1984-87 were the glory years of Joelfest. But by ’88 everyone had left Columbia and were scattered throughout the country. The festival moved to Springfield for a year then took up residence in St. Charles. Attendance dwindled year by year. Joelfest ’91 would be the 10th anniversary festival, so I pulled out all the stops to make it The Big One. Five people showed up. I quietly pulled the plug.
In 1999, facing the end of the millennium, I decided to bring Joelfest back for one last blowout. Two people showed up. I brought it back in 2000 because Laura Leigh promised to come up from Florida. This time, people actually showed up — I don’t know if it was out of nostalgia or guilt. Some people I had been begging for years to attend finally showed up. It was so successful I decided never to do it again.
But Joelfest continued to pull at me. In its absence the legend grew. Young people who had never attended a Joelfest wanted their chance. Who was I to deny the young people? I brought it back in 2007 for Joelfest’s 25th anniversary. We had a nice mix of upstarts and regulars.
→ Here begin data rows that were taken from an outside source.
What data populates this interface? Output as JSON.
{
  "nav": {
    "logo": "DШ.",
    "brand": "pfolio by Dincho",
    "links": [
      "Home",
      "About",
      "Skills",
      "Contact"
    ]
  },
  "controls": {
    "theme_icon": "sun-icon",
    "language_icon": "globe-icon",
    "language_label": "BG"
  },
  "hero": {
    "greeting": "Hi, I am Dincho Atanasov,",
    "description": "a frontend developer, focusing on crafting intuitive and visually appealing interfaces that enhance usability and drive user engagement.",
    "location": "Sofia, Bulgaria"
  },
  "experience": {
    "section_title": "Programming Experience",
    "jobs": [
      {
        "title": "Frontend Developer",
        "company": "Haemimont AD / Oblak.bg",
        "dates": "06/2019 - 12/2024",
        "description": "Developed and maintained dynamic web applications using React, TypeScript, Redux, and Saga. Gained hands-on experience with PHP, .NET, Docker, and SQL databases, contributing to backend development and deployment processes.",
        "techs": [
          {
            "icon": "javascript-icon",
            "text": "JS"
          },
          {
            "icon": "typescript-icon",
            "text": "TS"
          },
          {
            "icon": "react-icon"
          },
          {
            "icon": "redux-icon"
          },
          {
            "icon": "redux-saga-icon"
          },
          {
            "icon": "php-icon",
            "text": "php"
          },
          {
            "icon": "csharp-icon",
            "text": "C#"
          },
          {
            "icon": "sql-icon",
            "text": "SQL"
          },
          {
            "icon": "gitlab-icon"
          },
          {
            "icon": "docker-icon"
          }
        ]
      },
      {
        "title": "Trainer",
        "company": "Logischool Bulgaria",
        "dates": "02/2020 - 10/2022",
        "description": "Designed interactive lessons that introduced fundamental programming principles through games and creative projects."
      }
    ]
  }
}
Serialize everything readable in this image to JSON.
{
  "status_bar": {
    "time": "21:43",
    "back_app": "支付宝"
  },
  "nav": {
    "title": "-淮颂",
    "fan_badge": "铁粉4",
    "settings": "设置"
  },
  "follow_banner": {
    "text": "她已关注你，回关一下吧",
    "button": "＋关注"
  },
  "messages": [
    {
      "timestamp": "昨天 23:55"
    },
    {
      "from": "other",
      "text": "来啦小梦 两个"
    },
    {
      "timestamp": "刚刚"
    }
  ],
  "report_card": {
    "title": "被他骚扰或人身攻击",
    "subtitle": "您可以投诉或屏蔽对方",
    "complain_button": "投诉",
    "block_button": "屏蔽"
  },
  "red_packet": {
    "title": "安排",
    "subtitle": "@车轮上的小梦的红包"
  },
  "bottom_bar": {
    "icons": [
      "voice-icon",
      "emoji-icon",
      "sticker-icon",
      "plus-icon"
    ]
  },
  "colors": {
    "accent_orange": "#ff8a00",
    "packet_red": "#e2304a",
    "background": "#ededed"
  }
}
When I found out the world was scheduled to end in 2012, I figured we needed to go out with one last Joelfest, so here we are. I started working on this thing over a year ago to try to accommodate as many of the old gang as possible. I’m sure many of them won’t make it — missing Joelfest is as big a tradition as attending — but that’s OK.
If only the good die young, then Joelfest isn’t that great anyway.